En dépit de lacunes encore à combler, je sens que l’on est vraiment désireux d’arriver à un accord, a-t-il poursuivi, rappelant qu’il était absolument essentiel d’agir contre les changements climatiques, compte tenu de leurs conséquences sur les femmes et les plus vulnérables, ainsi que sur leurs liens avec les conflits « qui doivent être reconnus ».  M. De Boer a, enfin, appelé à saisir l’occasion de Copenhague: vos négociateurs ont six jours avant l’arrivée des ministres; vos ministres auront deux jours avant l’arrivée des chefs d’État, vous aurez huit jours, en tout, pour y parvenir, a-t-il lancé.  


M. CARSTEN STAUR, Représentant permanent du Danemark, a indiqué que l’accord de Copenhague devait renforcer la voie menant à l’établissement d’un cadre juridique en matière de changements climatiques.  Réclamant une action vigoureuse de la part des États Membres, il a souhaité que l’accord de Copenhague parte des progrès déjà accomplis pendant les négociations et recommande des actions immédiates.  M. Staur a prôné la conclusion d’un accord au contenu solide qui prenne en compte toutes les facettes de l’Accord de Bali et qui fournisse des directives dans les domaines de l’atténuation, de l’adaptation et de l’accès aux technologies.  Cet accord doit se fonder sur le principe de la responsabilité partagée mais différenciée et assumée, a-t-il ajouté. 


L’accord de Copenhague sera contraignant, « même si nous ne pouvons en prévoir tous les détails », a-t-il insisté, en parlant d’un document qui « représentera une base solide pour les prochains accords en matière de changements climatiques ».  M. Staur a réclamé des engagements individuels de la part de chaque pays.  C’est la seule façon d’aller de l’avant, a-t-il affirmé. 


Mme TRUDIE STYLER, Cofondatrice de Rainforest Foundation et Ambassadrice de bonne volonté du Fonds des Nations Unies pour l’enfance (UNICEF), a estimé que les activités de sa Fondation ne seront jamais suffisantes face à l’implacable vague d’appropriation des terres, d’abattage et de dégradation par les multinationales.  Elle a jugé qu’il était temps que les gouvernements, les patrons d’industrie et les populations autochtones travaillent ensemble pour préserver la forêt tropicale.


Il est temps, pas en 2020 ni 2050, mais maintenant d’assumer notre responsabilité d’arrêter les émissions de carbone de manière décisive et urgente, a plaidé l’épouse du chanteur anglais, Sting.  Il suffirait tout simplement d’arrêter la déforestation, a-t-elle souligné.  Pourquoi ne le faisons nous pas, s’est-elle impatientée.

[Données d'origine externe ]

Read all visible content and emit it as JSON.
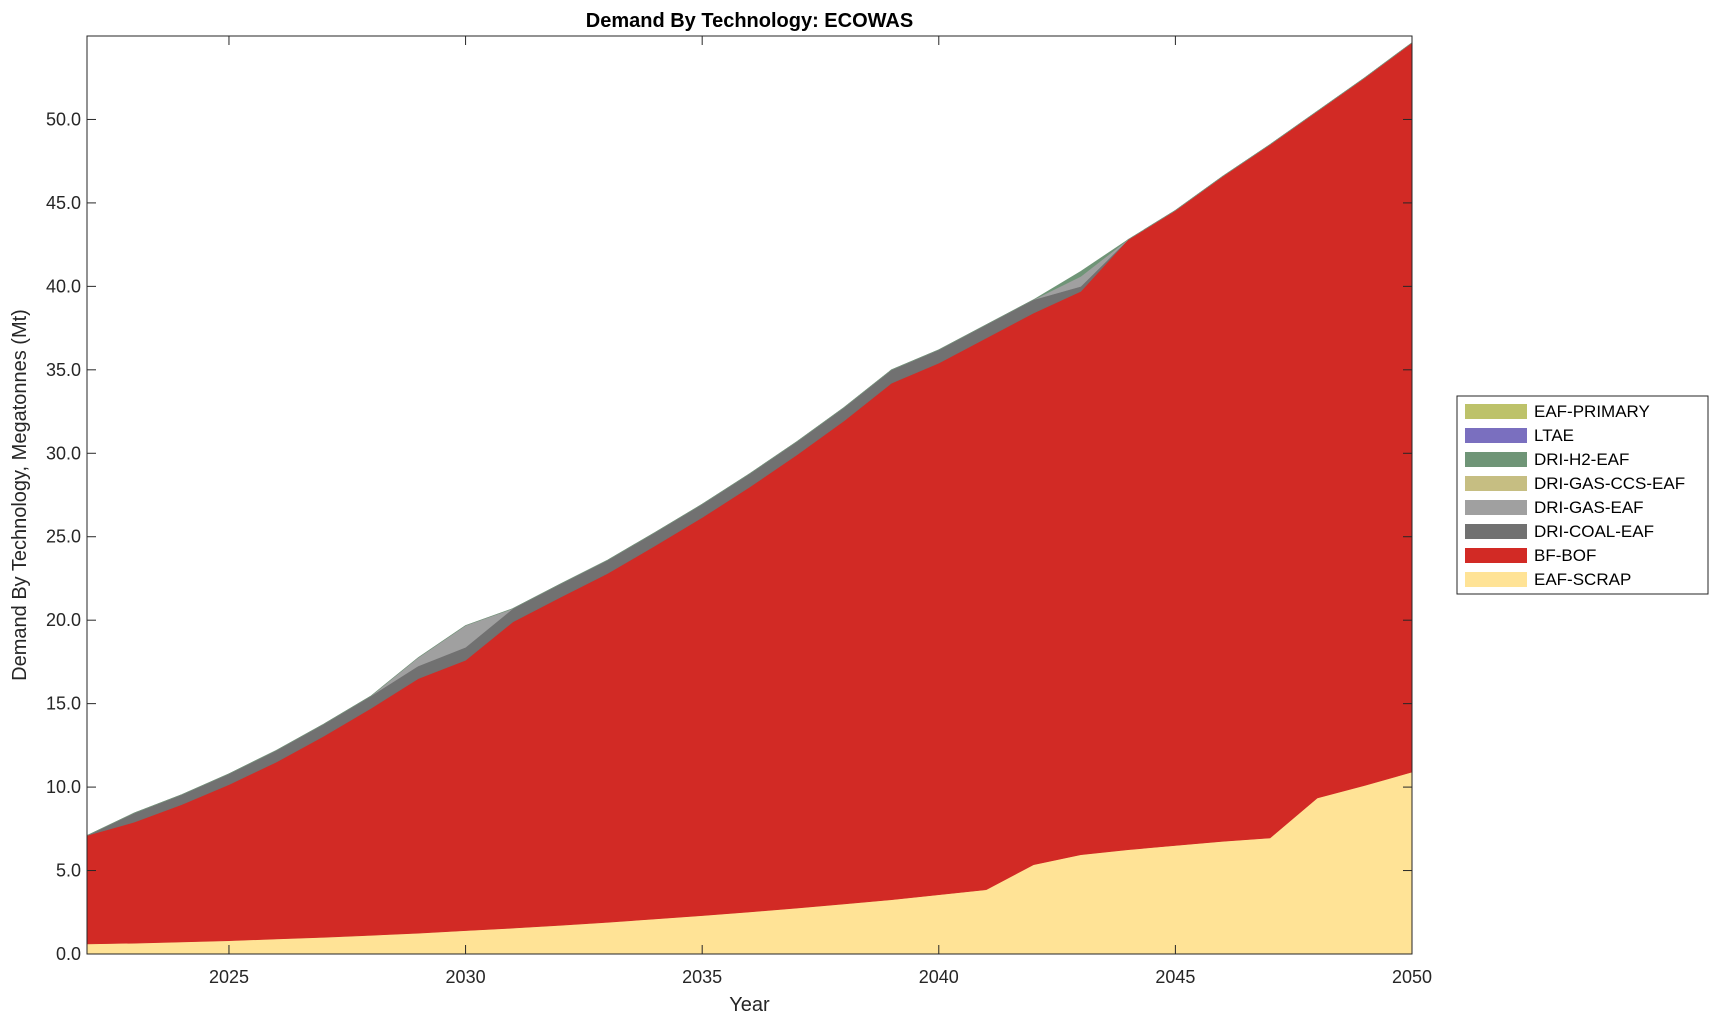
{
  "chart_data": {
    "type": "area",
    "stacked": true,
    "title": "Demand By Technology: ECOWAS",
    "xlabel": "Year",
    "ylabel": "Demand By Technology, Megatonnes (Mt)",
    "xlim": [
      2022,
      2050
    ],
    "ylim": [
      0,
      55
    ],
    "x_ticks": [
      2025,
      2030,
      2035,
      2040,
      2045,
      2050
    ],
    "x_tick_labels": [
      "2025",
      "2030",
      "2035",
      "2040",
      "2045",
      "2050"
    ],
    "y_ticks": [
      0,
      5,
      10,
      15,
      20,
      25,
      30,
      35,
      40,
      45,
      50
    ],
    "y_tick_labels": [
      "0.0",
      "5.0",
      "10.0",
      "15.0",
      "20.0",
      "25.0",
      "30.0",
      "35.0",
      "40.0",
      "45.0",
      "50.0"
    ],
    "grid": false,
    "legend_position": "right",
    "legend_order": [
      "EAF-PRIMARY",
      "LTAE",
      "DRI-H2-EAF",
      "DRI-GAS-CCS-EAF",
      "DRI-GAS-EAF",
      "DRI-COAL-EAF",
      "BF-BOF",
      "EAF-SCRAP"
    ],
    "x": [
      2022,
      2023,
      2024,
      2025,
      2026,
      2027,
      2028,
      2029,
      2030,
      2031,
      2032,
      2033,
      2034,
      2035,
      2036,
      2037,
      2038,
      2039,
      2040,
      2041,
      2042,
      2043,
      2044,
      2045,
      2046,
      2047,
      2048,
      2049,
      2050
    ],
    "series": [
      {
        "name": "EAF-SCRAP",
        "color": "#FFE396",
        "values": [
          0.6,
          0.65,
          0.72,
          0.8,
          0.9,
          1.0,
          1.12,
          1.25,
          1.4,
          1.55,
          1.72,
          1.9,
          2.1,
          2.3,
          2.52,
          2.75,
          3.0,
          3.25,
          3.55,
          3.85,
          5.35,
          5.95,
          6.25,
          6.5,
          6.75,
          6.95,
          9.35,
          10.1,
          10.9
        ]
      },
      {
        "name": "BF-BOF",
        "color": "#D22A25",
        "values": [
          6.5,
          7.25,
          8.23,
          9.35,
          10.6,
          12.05,
          13.6,
          15.25,
          16.2,
          18.35,
          19.65,
          20.9,
          22.35,
          23.85,
          25.45,
          27.15,
          28.95,
          30.95,
          31.85,
          33.05,
          33.05,
          33.75,
          36.55,
          38.05,
          39.85,
          41.55,
          41.15,
          42.4,
          43.7
        ]
      },
      {
        "name": "DRI-COAL-EAF",
        "color": "#717171",
        "values": [
          0.0,
          0.55,
          0.6,
          0.65,
          0.7,
          0.72,
          0.74,
          0.76,
          0.78,
          0.8,
          0.8,
          0.8,
          0.8,
          0.8,
          0.8,
          0.8,
          0.8,
          0.8,
          0.8,
          0.8,
          0.8,
          0.3,
          0.0,
          0.0,
          0.0,
          0.0,
          0.0,
          0.0,
          0.0
        ]
      },
      {
        "name": "DRI-GAS-EAF",
        "color": "#A0A0A0",
        "values": [
          0.0,
          0.0,
          0.0,
          0.0,
          0.0,
          0.0,
          0.0,
          0.5,
          1.3,
          0.0,
          0.0,
          0.0,
          0.0,
          0.0,
          0.0,
          0.0,
          0.0,
          0.0,
          0.0,
          0.0,
          0.0,
          0.6,
          0.0,
          0.0,
          0.0,
          0.0,
          0.0,
          0.0,
          0.0
        ]
      },
      {
        "name": "DRI-GAS-CCS-EAF",
        "color": "#C6BE82",
        "values": [
          0,
          0,
          0,
          0,
          0,
          0,
          0,
          0,
          0,
          0,
          0,
          0,
          0,
          0,
          0,
          0,
          0,
          0,
          0,
          0,
          0,
          0,
          0,
          0,
          0,
          0,
          0,
          0,
          0
        ]
      },
      {
        "name": "DRI-H2-EAF",
        "color": "#6F9577",
        "values": [
          0,
          0,
          0,
          0,
          0,
          0,
          0,
          0,
          0,
          0,
          0,
          0,
          0,
          0,
          0,
          0,
          0,
          0,
          0,
          0,
          0,
          0.3,
          0,
          0,
          0,
          0,
          0,
          0,
          0
        ]
      },
      {
        "name": "LTAE",
        "color": "#7A6FBF",
        "values": [
          0,
          0,
          0,
          0,
          0,
          0,
          0,
          0,
          0,
          0,
          0,
          0,
          0,
          0,
          0,
          0,
          0,
          0,
          0,
          0,
          0,
          0,
          0,
          0,
          0,
          0,
          0,
          0,
          0
        ]
      },
      {
        "name": "EAF-PRIMARY",
        "color": "#BDC26A",
        "values": [
          0,
          0,
          0,
          0,
          0,
          0,
          0,
          0,
          0,
          0,
          0,
          0,
          0,
          0,
          0,
          0,
          0,
          0,
          0,
          0,
          0,
          0,
          0,
          0,
          0,
          0,
          0,
          0,
          0
        ]
      }
    ]
  }
}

Concluant, Mme Styler a estimé que nous étions à un point de non-retour de l’histoire.  Nous ne devons pas faire le choix entre l’économie et l’environnement.  Une transition vers un système économique propre ouvrira d’énormes opportunités, a-t-elle déclaré.  À Copenhague, a-t-elle dit en s’adressant aux délégations, ne vous arrêtez pas aux salutations et aux belles paroles.  Rejetez les compromis car les signes ne sont pas bons.  Trop de gens puissants se comportent avec une irresponsabilité choquante, a-t-elle dit.  Au lieu d’affronter les défis des changements climatiques, ils privilégient des solutions à court terme, a-t-elle déploré en guise de conclusion.  Vous serez jugés par vos enfants, vos petits-enfants et les générations à venir.  Ils vous demanderont si vous avez vraiment tout fait pour arrêter les changements climatiques, a-t-elle prévenu.